What if hell isn't eternal - at least for us mortal folk? Suppose the "hades" aspect of it really was just a holding tank for those before Jesus' time on earth, awaiting His judgment? And that, at the time His judgment came, it was tanked in the lake of fire for all time?
What if hell - the eternal, ever-burning, lake-of-fire aspect of it - is reserved for the devil and his angels: created, half-eternal beings who knew God and yet rebelled against Him? Because they were created to be eternal from that point on; created to be close to Him and still stood against everything good about Him?
What if eternal punishment is simply that those of us mortals who were created to choose immortality close to God - yet never having seen Him except through His creation and the story of His Son - we choose death when we choose to be anything other than closer to God? Forever-death? Irrevocable, un-appealable and unappealing permanent nonexistence?
When we had the chance to choose to be with Him forever, instead?
When we had the choice to be like Him, and carry His story forward, and live it out each mortal day?
When we were appointed to judge angels by showing them that the right choice could be made in faith and not just by sight alone, making their crime of rebellion all the more heinous?
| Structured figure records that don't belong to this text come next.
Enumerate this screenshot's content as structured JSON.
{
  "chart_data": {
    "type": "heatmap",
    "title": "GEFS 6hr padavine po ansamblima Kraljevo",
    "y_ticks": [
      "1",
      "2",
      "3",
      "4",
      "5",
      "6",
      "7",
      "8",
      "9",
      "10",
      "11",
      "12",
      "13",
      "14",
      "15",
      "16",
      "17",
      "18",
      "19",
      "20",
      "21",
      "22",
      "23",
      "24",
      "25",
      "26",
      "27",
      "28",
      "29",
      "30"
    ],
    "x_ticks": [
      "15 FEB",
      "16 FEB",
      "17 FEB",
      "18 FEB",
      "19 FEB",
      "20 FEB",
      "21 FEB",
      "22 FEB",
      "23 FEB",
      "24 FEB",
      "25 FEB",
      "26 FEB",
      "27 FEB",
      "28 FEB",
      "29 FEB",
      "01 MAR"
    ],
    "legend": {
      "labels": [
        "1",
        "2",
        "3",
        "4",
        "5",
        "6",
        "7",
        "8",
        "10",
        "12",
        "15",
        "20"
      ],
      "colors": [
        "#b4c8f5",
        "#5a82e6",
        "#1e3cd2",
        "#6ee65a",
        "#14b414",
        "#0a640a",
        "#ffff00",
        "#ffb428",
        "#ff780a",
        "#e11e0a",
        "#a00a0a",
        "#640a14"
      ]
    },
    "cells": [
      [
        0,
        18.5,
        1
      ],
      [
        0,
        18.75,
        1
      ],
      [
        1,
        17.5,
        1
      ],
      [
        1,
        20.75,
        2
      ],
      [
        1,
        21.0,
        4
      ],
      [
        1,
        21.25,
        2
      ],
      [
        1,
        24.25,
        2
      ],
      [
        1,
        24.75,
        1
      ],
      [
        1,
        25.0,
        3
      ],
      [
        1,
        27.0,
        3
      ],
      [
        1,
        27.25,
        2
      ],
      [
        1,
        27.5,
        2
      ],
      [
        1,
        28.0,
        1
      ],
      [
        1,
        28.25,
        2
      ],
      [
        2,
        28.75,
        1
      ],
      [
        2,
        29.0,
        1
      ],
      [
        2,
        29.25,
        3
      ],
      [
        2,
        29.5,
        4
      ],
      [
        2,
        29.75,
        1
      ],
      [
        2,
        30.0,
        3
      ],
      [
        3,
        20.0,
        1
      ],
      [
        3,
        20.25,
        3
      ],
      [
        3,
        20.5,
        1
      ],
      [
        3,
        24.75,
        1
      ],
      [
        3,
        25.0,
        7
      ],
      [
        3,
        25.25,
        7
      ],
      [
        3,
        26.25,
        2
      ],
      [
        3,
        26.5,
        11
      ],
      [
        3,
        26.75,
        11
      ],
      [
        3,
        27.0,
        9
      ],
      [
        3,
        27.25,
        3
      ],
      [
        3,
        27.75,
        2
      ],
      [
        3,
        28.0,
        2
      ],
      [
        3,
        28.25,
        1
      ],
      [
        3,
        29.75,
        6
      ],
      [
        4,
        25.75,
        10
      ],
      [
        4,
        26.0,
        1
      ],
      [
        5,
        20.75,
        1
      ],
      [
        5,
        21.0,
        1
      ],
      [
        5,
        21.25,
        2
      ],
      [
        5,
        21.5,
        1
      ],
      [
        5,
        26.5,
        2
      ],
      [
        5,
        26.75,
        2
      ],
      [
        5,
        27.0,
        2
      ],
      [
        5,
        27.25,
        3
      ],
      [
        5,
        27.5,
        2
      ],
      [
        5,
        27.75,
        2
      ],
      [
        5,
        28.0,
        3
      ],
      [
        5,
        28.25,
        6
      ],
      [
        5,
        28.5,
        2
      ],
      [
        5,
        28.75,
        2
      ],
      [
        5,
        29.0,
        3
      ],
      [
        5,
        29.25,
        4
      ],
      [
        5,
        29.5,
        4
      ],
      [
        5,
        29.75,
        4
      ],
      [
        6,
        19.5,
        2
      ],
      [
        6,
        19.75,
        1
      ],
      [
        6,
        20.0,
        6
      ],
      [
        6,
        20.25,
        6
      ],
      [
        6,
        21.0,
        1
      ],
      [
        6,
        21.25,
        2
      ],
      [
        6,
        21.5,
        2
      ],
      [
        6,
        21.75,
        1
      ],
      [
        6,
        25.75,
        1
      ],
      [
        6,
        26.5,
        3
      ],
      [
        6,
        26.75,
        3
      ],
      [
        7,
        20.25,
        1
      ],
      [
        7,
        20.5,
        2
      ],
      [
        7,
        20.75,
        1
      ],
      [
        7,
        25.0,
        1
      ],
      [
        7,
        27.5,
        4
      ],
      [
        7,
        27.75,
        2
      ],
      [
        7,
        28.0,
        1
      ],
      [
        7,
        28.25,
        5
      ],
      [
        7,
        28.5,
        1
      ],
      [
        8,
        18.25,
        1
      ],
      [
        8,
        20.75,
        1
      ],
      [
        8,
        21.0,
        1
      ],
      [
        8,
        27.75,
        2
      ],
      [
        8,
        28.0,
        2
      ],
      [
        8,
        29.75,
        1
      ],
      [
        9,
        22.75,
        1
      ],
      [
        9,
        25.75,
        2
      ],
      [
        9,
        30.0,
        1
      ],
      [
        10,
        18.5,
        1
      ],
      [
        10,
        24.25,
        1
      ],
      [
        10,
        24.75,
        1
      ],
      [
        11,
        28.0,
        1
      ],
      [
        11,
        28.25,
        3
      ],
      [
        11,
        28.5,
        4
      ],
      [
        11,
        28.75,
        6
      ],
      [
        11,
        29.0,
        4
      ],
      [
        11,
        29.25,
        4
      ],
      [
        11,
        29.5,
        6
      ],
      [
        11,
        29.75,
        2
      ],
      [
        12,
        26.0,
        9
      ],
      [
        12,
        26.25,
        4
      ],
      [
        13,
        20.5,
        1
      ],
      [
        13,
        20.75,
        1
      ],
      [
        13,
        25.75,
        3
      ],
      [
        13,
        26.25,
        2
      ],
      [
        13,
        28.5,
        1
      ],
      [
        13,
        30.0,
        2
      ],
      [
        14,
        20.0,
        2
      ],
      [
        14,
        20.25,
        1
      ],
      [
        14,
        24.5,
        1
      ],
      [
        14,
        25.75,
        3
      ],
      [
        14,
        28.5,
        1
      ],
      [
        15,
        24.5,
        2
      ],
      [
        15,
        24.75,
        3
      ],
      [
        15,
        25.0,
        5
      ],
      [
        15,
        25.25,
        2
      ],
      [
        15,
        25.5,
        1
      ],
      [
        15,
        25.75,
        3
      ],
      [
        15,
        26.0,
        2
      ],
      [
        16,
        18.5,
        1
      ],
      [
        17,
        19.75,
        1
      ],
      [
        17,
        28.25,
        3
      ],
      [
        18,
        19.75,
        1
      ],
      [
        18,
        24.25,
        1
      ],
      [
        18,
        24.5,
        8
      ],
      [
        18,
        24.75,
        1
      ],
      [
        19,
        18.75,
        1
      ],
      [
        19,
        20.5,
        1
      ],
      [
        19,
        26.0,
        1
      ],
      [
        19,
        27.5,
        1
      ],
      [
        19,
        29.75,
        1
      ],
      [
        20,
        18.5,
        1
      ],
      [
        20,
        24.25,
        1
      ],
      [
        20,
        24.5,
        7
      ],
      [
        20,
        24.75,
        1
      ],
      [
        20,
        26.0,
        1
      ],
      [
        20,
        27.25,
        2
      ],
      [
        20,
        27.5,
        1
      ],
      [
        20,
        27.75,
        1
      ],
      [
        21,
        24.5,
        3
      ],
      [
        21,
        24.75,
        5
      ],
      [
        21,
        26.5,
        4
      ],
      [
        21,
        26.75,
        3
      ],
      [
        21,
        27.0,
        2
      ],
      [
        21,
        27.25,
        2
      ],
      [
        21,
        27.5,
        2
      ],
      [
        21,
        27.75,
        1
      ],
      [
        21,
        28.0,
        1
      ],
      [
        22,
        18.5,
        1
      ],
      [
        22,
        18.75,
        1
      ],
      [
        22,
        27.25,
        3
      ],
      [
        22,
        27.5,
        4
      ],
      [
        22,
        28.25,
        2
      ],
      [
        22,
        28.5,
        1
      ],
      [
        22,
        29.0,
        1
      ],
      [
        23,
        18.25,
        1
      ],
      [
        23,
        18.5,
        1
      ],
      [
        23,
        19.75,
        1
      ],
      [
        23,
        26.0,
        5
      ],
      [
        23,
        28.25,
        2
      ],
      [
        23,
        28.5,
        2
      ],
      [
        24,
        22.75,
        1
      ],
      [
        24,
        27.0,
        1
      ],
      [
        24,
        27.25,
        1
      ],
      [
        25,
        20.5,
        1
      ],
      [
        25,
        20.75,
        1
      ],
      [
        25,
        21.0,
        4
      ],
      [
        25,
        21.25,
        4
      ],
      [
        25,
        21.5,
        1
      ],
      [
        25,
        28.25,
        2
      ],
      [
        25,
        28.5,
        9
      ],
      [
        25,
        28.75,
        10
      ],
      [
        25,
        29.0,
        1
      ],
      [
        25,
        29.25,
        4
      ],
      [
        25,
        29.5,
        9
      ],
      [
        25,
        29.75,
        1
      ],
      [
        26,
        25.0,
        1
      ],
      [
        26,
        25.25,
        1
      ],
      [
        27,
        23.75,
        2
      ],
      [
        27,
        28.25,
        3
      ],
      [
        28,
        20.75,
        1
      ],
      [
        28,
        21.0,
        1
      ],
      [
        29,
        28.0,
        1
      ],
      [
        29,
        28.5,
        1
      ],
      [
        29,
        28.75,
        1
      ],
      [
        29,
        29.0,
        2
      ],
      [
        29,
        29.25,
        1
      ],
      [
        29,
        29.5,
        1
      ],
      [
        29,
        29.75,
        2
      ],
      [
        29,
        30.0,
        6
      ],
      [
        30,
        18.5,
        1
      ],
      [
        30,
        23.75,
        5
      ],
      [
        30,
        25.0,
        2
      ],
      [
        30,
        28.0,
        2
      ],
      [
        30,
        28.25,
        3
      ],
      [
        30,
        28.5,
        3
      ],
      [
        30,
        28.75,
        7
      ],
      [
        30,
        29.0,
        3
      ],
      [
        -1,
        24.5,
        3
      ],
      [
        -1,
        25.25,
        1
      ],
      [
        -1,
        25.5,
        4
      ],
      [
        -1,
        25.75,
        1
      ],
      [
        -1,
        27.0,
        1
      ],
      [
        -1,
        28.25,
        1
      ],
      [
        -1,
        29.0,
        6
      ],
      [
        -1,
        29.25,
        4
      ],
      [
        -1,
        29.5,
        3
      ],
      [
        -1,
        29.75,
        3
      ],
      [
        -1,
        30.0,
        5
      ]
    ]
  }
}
Isn't "eternal death" the opposite of "eternal life"? Rather than its opposite being "eternal torture"?
For the wages of sin is death, but the gift of God is eternal life in Christ Jesus our Lord. - Romans 6:23
And why is there something deep within me that wonders how a God - even a God of great righteousness and unimpeachable wrath - can be just in dispensing eternal torture to rebels whose sins were temporal; choices made blindly and in lack of faith?